Uma suposta oferta de trabalho eleitoral que prometia dinheiro, transporte, alimentação e outros benefícios levou quatro pessoas ao comitê do deputado estadual Prof. Josemar (Psol), em São Gonçalo, mas terminou na delegacia. O parlamentar registrou nesta terça-feira (17), na 73ª DP (Neves), uma tentativa de golpe que estaria utilizando seu nome e a identidade visual de sua campanha para obter cópias de documentos de identidade.
Segundo as informações apresentadas pelo deputado, as mensagens foram enviadas pelo número (21) 96765-4328, que utilizava foto e material gráfico associados à campanha. Os responsáveis pela abordagem solicitavam documentos dos interessados e ofereciam R$ 100, além de café da manhã, passagem de ida e volta, camiseta e participação em um churrasco previsto para esta sexta-feira.
As pessoas que receberam as mensagens foram orientadas a comparecer às 7h em frente à sede da Prefeitura de São Gonçalo, onde supostamente começariam o trabalho. Como ninguém responsável pela oferta apareceu, quatro pessoas procuraram o comitê de Josemar em busca de esclarecimentos.
Grupo procurou comitê
Ao chegarem ao local, os homens e mulheres que haviam recebido a proposta relataram o ocorrido e foram informados de que a oferta não havia partido dos canais oficiais da campanha.
A partir dos relatos, integrantes da equipe identificaram a possibilidade de uso indevido do nome e da identidade visual do candidato. O caso chamou atenção também pela solicitação de cópias de documentos pessoais como parte da suposta contratação.
Josemar estava em um compromisso externo de campanha quando foi informado sobre o episódio. Depois de tomar conhecimento da situação, procurou a 73ª DP para registrar a ocorrência.

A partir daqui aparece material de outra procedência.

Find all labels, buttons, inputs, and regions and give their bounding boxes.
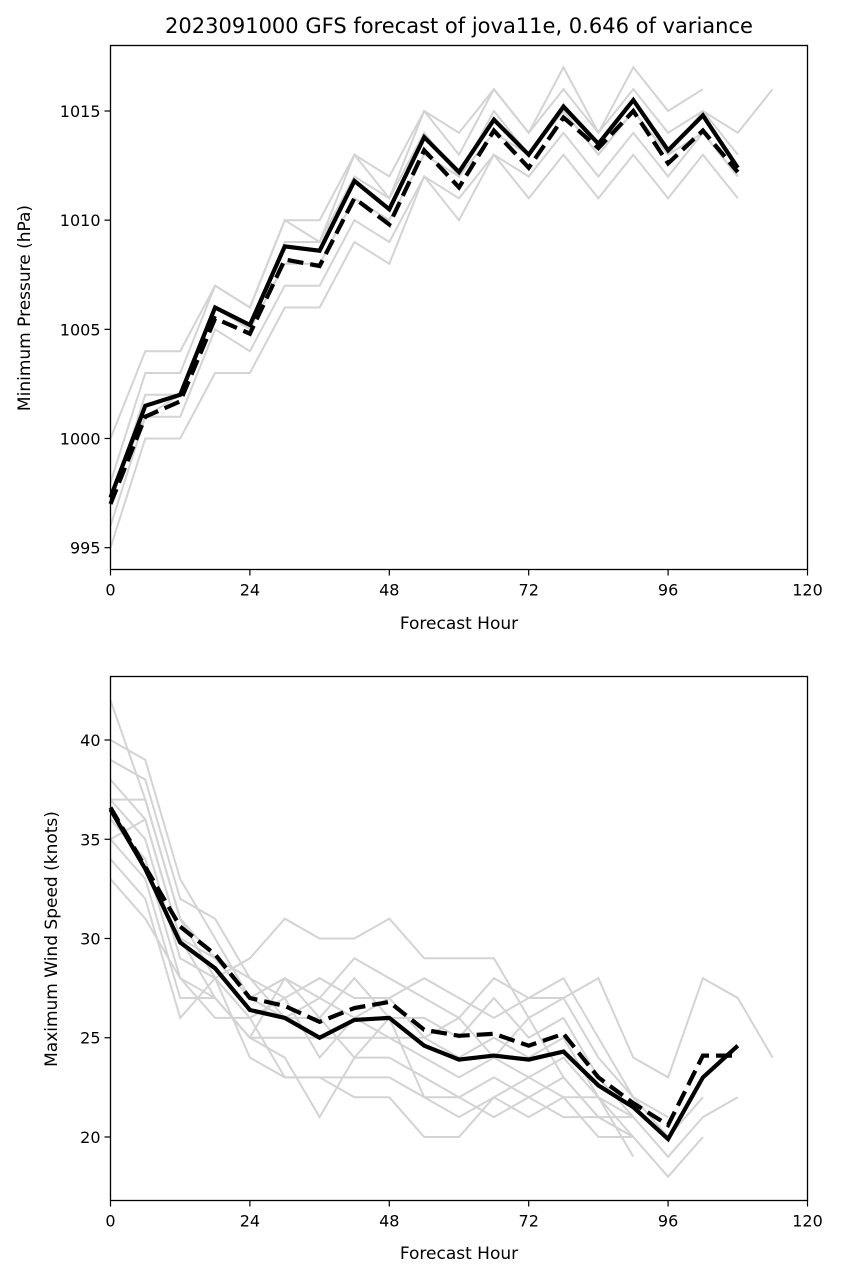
pressure-series-lines <box>108 65 774 549</box>
pressure-x-axis-label: Forecast Hour <box>400 614 518 634</box>
pressure-x-tick-label: 48 <box>379 581 399 600</box>
wind-ensemble-member-line <box>109 878 704 1179</box>
pressure-y-tick-label: 1005 <box>60 320 101 339</box>
pressure-y-tick-label: 1015 <box>60 102 101 121</box>
wind-y-tick-label: 25 <box>80 1029 100 1048</box>
wind-x-tick-label: 48 <box>379 1212 399 1231</box>
wind-ensemble-member-line <box>110 798 634 1119</box>
wind-x-tick-label: 96 <box>658 1212 678 1231</box>
wind-series-lines <box>108 699 774 1179</box>
wind-y-axis-label: Maximum Wind Speed (knots) <box>42 811 62 1067</box>
wind-panel: 0 24 48 72 96 120 20 25 30 35 40 Forecast Hour Max… <box>42 675 823 1264</box>
wind-ensemble-member-line <box>109 818 635 1138</box>
pressure-y-tick-label: 1000 <box>60 430 101 449</box>
wind-ensemble-member-line <box>110 739 669 1118</box>
pressure-plot-frame <box>109 44 809 571</box>
wind-x-tick-label: 120 <box>792 1212 823 1231</box>
wind-y-tick-label: 40 <box>80 731 100 750</box>
pressure-y-axis-label: Minimum Pressure (hPa) <box>15 205 35 411</box>
wind-y-tick-label: 35 <box>80 830 100 849</box>
wind-y-tick-label: 20 <box>80 1128 100 1147</box>
pressure-solid-mean-line <box>108 96 740 499</box>
wind-dashed-mean-line <box>108 806 738 1129</box>
wind-axis-ticks: 0 24 48 72 96 120 20 25 30 35 40 <box>80 731 823 1230</box>
pressure-x-tick-label: 0 <box>105 581 115 600</box>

Deputado nega ligação com número
O parlamentar afirmou que o telefone utilizado nas mensagens não possui qualquer relação com sua equipe e negou que a forma de recrutamento apresentada às pessoas corresponda aos procedimentos adotados pela campanha.
“Esse é um número desconhecido, sem nenhuma ligação com a nossa campanha. Quero dizer também que essa não é a nossa prática. O que fazemos é militância, conversa com as pessoas”, declarou.
Josemar afirmou ainda que não é possível, neste momento, determinar a origem ou a motivação da abordagem. “Ainda não sabemos se esse fato tem motivação política ou se é mais um golpe na praça, mas já registramos na polícia e vamos acompanhar”, disse.
Alerta para novas abordagens
Após registrar o caso, Prof. Josemar publicou um vídeo nas redes sociais para alertar sobre a utilização de seu nome e pedir que a denúncia seja compartilhada, com o objetivo de evitar que outras pessoas forneçam documentos ou informações pessoais aos responsáveis pelas mensagens.
A campanha do deputado, que concorre à reeleição, também informou que abordagens anônimas oferecendo dinheiro para trabalho de militância não fazem parte de seus procedimentos.